Атя родилась здесь же, на Хитровке, в мусорной яме возле румянцевского дома. Услышавшие вопли солдатки-роженицы нищие перенесли ее с младенцем в тепло, в заднюю комнату трактира «Пересыльный». Пока пьяные оборванцы рядили, что делать и кого звать, родился Ботя, а женщина умерла от потери крови и переохлаждения. Каждому видевшему новорожденных казалось, что дети не доживут до утра – мелкие, как котята, и так же слабо мяучат. Жалостливая Марыся, помогавшая тогда тетке-кухарке в трактире, встала перед той на колени: давай возьмем деток, прокормим как-нибудь! «Хватит мне одной тебя, дармоедки!» – отрезала тетка, прищурив подбитый глаз. Марыся прибежала к Люше, умытая слезами – жалко младенчиков. Люша, ничуть не тронутая, пошла полюбопытствовать. Младенцы, завернутые в какое-то окровавленное тряпье, лежали на лавке на сквозняке, труп матери, от греха подальше, снесли обратно на помойку – утром пускай полиция разбирается. Девочка казалась уже сомлевшей, мальчик еще боролся за жизнь – шевелился, пищал, пускал пузыри. Люша поднесла руку, чтобы утереть кончиком тряпки красное, некрасивое лицо ребенка. Из тряпок высунулась маленькая ручка и крепко ухватила ее за палец. С минуту Люша стояла, не шевелясь, и всей собой ощущала, как уходят силы из маленького тельца, как отчаянно младенец взывает к миру и пытается удержаться на краю…
– Положи их к печке! – велела она Марысе. – И попробуй напоить. Я к Гришке Черному пойду.
Гришка Черный, фартовый, первый Люшин покровитель, гулял в «Каторге».
– Гриша, у меня теперь двое детей, мне деньги нужны. На кормилицу и прочее обзаведение, – сразу расставила все точки Люша.
Пьяный, но еще не перешедший в тяжелую и хмурую стадию Гришка окинул девочку взглядом и расхохотался.
– Когда это ты успела-то, пигалица?! И почему – без меня? Я третий десяток давно разменял, мне бы сынка в самую пору…
– С тобой в следующий раз, Гриша, – пообещала Люша. – А на твоем месте я не зарекалась бы. Ты – фартовый. Будто ты знать можешь, где твои кровные дети по свету горе мыкают. Помоги сейчас моим, глядишь, и твоим кто поможет. Бог правду видит.
Девочка била наверняка. Гришка полагал себя истинно и глубоко верующим человеком, носил на мохнатой груди огромный серебряный крест, который всегда целовал при совершении сделок в доказательство честности своих намерений.
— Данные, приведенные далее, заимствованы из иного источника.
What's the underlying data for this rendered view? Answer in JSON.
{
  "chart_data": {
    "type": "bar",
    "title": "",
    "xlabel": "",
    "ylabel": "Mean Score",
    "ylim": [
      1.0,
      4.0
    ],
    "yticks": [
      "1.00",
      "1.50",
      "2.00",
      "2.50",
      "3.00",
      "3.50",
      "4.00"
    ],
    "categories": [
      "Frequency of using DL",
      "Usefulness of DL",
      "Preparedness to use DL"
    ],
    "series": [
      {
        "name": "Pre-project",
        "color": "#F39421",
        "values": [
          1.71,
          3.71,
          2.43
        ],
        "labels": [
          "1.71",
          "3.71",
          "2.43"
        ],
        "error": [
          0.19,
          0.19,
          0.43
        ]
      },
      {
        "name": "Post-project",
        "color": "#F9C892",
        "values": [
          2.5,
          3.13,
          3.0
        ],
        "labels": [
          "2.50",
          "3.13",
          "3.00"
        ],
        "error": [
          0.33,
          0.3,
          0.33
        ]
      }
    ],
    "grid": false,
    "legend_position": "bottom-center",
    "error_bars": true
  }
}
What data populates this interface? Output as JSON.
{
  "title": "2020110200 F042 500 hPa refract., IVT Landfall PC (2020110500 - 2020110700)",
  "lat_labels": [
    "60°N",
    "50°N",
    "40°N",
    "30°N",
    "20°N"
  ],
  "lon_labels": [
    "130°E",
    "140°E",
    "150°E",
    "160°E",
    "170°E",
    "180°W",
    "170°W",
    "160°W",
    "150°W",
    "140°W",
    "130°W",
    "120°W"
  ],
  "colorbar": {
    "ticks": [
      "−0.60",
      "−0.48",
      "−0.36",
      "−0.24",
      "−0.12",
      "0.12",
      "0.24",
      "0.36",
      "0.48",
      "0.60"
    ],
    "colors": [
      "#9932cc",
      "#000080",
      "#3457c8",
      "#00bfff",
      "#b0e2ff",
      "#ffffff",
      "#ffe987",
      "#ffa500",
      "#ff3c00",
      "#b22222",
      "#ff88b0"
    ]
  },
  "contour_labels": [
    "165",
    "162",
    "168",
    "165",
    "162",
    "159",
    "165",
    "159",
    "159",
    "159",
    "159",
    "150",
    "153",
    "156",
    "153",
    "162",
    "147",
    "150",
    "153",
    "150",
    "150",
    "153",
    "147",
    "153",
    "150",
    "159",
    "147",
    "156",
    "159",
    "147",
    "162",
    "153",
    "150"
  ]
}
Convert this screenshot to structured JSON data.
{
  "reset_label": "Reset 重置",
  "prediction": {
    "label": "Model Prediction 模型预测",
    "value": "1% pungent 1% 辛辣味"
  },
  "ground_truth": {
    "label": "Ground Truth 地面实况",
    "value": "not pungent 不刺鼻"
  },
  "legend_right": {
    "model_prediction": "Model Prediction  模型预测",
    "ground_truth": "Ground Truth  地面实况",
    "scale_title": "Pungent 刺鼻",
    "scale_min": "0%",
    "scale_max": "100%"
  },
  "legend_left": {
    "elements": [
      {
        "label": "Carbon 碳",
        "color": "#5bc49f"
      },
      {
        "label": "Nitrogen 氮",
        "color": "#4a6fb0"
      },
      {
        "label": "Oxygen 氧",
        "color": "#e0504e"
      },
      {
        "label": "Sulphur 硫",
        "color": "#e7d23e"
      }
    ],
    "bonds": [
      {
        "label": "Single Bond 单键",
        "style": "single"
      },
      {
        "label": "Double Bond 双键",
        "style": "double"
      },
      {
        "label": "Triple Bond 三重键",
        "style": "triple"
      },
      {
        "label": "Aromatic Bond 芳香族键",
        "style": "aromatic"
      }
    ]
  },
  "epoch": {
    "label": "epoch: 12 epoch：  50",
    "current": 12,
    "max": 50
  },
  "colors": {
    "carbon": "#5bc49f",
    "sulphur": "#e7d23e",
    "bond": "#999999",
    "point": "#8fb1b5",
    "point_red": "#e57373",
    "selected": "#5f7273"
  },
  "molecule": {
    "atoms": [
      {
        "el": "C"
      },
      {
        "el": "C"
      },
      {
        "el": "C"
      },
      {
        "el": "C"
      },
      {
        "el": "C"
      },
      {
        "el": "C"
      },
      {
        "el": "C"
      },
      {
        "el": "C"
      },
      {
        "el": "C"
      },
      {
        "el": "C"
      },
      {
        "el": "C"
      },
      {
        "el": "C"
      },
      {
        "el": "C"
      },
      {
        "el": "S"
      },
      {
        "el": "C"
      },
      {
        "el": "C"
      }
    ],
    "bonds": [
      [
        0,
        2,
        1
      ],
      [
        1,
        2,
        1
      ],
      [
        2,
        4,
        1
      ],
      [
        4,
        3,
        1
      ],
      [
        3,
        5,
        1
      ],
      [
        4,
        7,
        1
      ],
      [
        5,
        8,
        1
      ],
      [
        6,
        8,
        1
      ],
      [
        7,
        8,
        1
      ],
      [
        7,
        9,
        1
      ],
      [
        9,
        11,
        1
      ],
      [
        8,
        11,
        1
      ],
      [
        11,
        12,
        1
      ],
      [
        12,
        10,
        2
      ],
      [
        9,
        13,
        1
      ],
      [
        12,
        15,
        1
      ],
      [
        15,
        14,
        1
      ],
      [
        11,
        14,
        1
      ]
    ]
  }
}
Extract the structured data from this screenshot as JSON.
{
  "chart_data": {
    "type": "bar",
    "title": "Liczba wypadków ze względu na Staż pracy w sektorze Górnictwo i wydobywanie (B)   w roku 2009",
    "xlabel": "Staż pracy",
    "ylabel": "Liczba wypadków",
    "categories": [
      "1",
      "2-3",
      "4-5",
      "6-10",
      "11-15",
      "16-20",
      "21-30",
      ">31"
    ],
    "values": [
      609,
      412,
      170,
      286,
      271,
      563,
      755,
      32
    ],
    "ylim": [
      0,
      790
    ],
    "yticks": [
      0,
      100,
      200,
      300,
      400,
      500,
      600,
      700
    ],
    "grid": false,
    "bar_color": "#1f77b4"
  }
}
То, что небеса не разверзались над ним прямо в этот момент, считал признаком особой благорасположенности к себе сил небесных. На самом деле он, как и все фартовые, был не столько верующим, сколько суеверным и, идя на дело, неизменно учитывал множество странных примет и давал несколько вполне дурацких зароков…
– Ты все равно все пропьешь или проиграешь, – еще надавила Люша. – А тут не что-нибудь – две души спасешь.
– Помогу, видит Господь, помогу! – засуетился Черный. В его больших темных выпуклых глазах заблестели пьяные слезы. – Спасу! Души безгрешные… И моим, если они и вправду есть где-то, Бог поможет!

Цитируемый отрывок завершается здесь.